There have been many aggressive changes in technology over the last one decade. The changes have been driven by changes in network technologies and communication technologies. Networks have moved from ATM and Frame Relay to MPLS and VPLS and communication has moved from traditional POTS to long distance services→Cetrex→SIP trunking and so on. The advance seems unstoppable. Hosted UC (Unified Communications) is the next big revolution that is on the cards.
Hosted UC is expected to bring in greater flexibility to an already flexible cloud. The Hosted Unified Communications technology eliminates the need for PBX (Private Branch Exchange) systems and the costs of maintaining them. The on premise PBX is abstract to Tier 3 data centres. Wide area networks like MPLS, VPLS and Layer 2 are used to connect the different hosted services or cross connect them in ways never attempted before.
A user friendly GUI (Graphical User Interface) built into the cloud offering will make communication simple and extremely redundant. End users can operate a whole gamut of telephony services using a single interface. Data collected over telephone lines will integrate and feed the databases existing on the data management system and be instantly available to business leaders for analytics and decision making. As a result, the phone will cease to be a mere communication device, but becomes a powerful adjunct to enterprise computing.
The above discussion naturally raises questions about advantages enterprises see in hosted UC vis-à-vis on premise UC. Perceived benefits of hosted UC include cost, installation, maintenance, disaster recovery options and much more; the top factor being the reduction of capital expenditure and installation costs.
The process of migrating from on premise UC to Hosted UC is also fairly simple.

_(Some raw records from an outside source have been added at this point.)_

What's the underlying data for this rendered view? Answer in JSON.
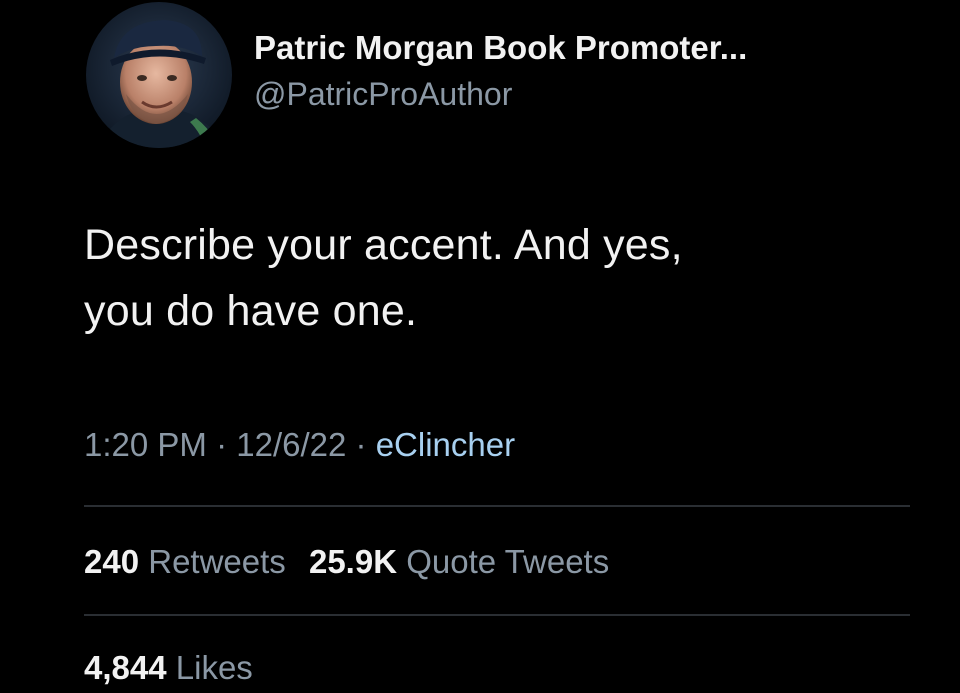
{
  "author": {
    "display_name": "Patric Morgan Book Promoter...",
    "handle": "@PatricProAuthor"
  },
  "tweet": {
    "text_line1": "Describe your accent. And yes,",
    "text_line2": "you do have one."
  },
  "meta": {
    "time": "1:20 PM",
    "separator": "·",
    "date": "12/6/22",
    "source": "eClincher"
  },
  "stats": {
    "retweets_count": "240",
    "retweets_label": "Retweets",
    "quote_count": "25.9K",
    "quote_label": "Quote Tweets",
    "likes_count": "4,844",
    "likes_label": "Likes"
  },
  "colors": {
    "background": "#000000",
    "primary_text": "#f2f2f2",
    "secondary_text": "#8b98a5",
    "link": "#a8d0f0",
    "divider": "#2a2e33"
  }
}
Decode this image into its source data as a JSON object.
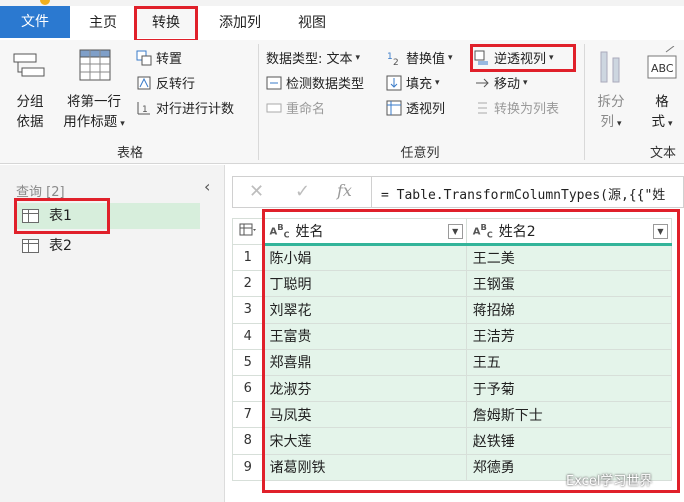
{
  "tabs": {
    "file": "文件",
    "home": "主页",
    "transform": "转换",
    "add_column": "添加列",
    "view": "视图"
  },
  "ribbon": {
    "table_group": {
      "group_by": [
        "分组",
        "依据"
      ],
      "use_first_row": [
        "将第一行",
        "用作标题"
      ],
      "transpose": "转置",
      "reverse_rows": "反转行",
      "count_rows": "对行进行计数",
      "label": "表格"
    },
    "any_column_group": {
      "data_type": "数据类型: 文本",
      "detect_type": "检测数据类型",
      "rename": "重命名",
      "replace_values": "替换值",
      "fill": "填充",
      "pivot_column": "透视列",
      "unpivot_columns": "逆透视列",
      "move": "移动",
      "convert_to_list": "转换为列表",
      "label": "任意列"
    },
    "text_group": {
      "split": [
        "拆分",
        "列"
      ],
      "format": [
        "格",
        "式"
      ],
      "label": "文本"
    }
  },
  "queries": {
    "header": "查询 [2]",
    "items": [
      "表1",
      "表2"
    ],
    "selected": "表1"
  },
  "formula": {
    "cancel": "✕",
    "confirm": "✓",
    "fx": "fx",
    "text": "= Table.TransformColumnTypes(源,{{\"姓"
  },
  "table": {
    "columns": [
      "姓名",
      "姓名2"
    ],
    "column_type_icon": "ABC",
    "rows": [
      [
        "1",
        "陈小娟",
        "王二美"
      ],
      [
        "2",
        "丁聪明",
        "王钢蛋"
      ],
      [
        "3",
        "刘翠花",
        "蒋招娣"
      ],
      [
        "4",
        "王富贵",
        "王洁芳"
      ],
      [
        "5",
        "郑喜鼎",
        "王五"
      ],
      [
        "6",
        "龙淑芬",
        "于予菊"
      ],
      [
        "7",
        "马凤英",
        "詹姆斯下士"
      ],
      [
        "8",
        "宋大莲",
        "赵铁锤"
      ],
      [
        "9",
        "诸葛刚铁",
        "郑德勇"
      ]
    ]
  },
  "watermark": "Excel学习世界",
  "colors": {
    "file_tab": "#2b79d0",
    "highlight_box": "#e0202a",
    "selected_query": "#d7eedc",
    "cell_bg": "#e4f4ea",
    "header_underline": "#33b49a"
  }
}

IT teams have to merely add new UC features to the existing communication systems, and deploy them on the cloud service already in place. There are no special hosted infrastructures to be purchased, installed or commissioned. The existing hardware of the data centre with the IP address can be used, and landline connectivity can be provided in the cloud on a per user basis. Software updates and maintenance problems can be shunted out to the cloud service vendor. Redundancy and disaster recovery can be made the responsibility of the service vendor.
So, hosted UC is poised for breakout into the cloud. Convergence is on the cards.